As told before the assembly consists of assembly metadata describing the assembly, type metadata describing the exported types and methods, MSIL code, and resources.

These parts of an assembly can be inside one file or spread across several files.


Manifests

The manifest is an important part of an assembly and is part of the metadata. A manifest contains:

  1. The identity of the assembly, consisting of its name, version and culture.

  2. Names of all the files in the assembly.

  3. Details of all the types defined in the assembly.

  4. Whether all the types defined in the assembly are visible to other assemblies or private to one.

  5. A hash of all files in the assembly

  6. Names and hashes of other assemblies that an assembly in turn will need to reference when run

  7. Details of any security permissions that clients need to have in order to be able to run the assembly


Shared & Private Assemblies

There are two types of assemblies available: private assemblies and shared assemblies.
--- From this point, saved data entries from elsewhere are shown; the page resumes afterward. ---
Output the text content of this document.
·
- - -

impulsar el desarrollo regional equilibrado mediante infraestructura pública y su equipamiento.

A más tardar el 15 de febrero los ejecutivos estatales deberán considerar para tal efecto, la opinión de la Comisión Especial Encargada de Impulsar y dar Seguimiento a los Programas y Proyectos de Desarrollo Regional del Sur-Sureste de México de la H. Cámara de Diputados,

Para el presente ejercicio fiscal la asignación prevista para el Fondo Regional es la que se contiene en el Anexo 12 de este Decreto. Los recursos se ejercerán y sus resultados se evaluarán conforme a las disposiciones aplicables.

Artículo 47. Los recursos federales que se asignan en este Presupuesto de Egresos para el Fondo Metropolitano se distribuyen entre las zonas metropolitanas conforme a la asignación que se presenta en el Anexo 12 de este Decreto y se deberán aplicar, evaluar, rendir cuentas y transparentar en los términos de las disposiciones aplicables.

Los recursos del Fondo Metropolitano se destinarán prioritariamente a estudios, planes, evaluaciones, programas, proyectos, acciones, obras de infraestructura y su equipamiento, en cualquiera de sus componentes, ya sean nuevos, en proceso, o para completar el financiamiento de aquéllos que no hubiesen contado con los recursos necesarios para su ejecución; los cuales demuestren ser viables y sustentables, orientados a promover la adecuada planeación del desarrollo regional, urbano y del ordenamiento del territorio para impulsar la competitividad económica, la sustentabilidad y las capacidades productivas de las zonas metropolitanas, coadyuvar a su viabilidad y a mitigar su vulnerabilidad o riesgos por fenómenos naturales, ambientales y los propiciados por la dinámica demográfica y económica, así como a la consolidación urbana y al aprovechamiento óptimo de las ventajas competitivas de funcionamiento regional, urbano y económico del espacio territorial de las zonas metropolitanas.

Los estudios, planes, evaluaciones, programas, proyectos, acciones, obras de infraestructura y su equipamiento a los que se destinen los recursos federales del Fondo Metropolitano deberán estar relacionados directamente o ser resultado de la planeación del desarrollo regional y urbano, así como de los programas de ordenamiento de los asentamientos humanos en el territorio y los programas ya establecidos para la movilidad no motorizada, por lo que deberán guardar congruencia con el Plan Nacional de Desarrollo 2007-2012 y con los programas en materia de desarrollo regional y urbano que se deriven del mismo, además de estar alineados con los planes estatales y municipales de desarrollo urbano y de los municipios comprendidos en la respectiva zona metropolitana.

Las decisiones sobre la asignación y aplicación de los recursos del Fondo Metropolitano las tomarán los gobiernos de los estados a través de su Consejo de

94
A private assembly is used by only one application while a shared assembly is shared among different applications.

By default when we compile a C# program, the assembly produced will be a private assembly. The file should be placed in the same folder where the calling application is stored. With a private assembly it’s not necessary to think about naming conflicts with other classes or versioning problems because each application has its own copy of the assembly.

In shared assemblies we must be careful that the assembly must be unique, and therefore, have a unique name (called a strong name).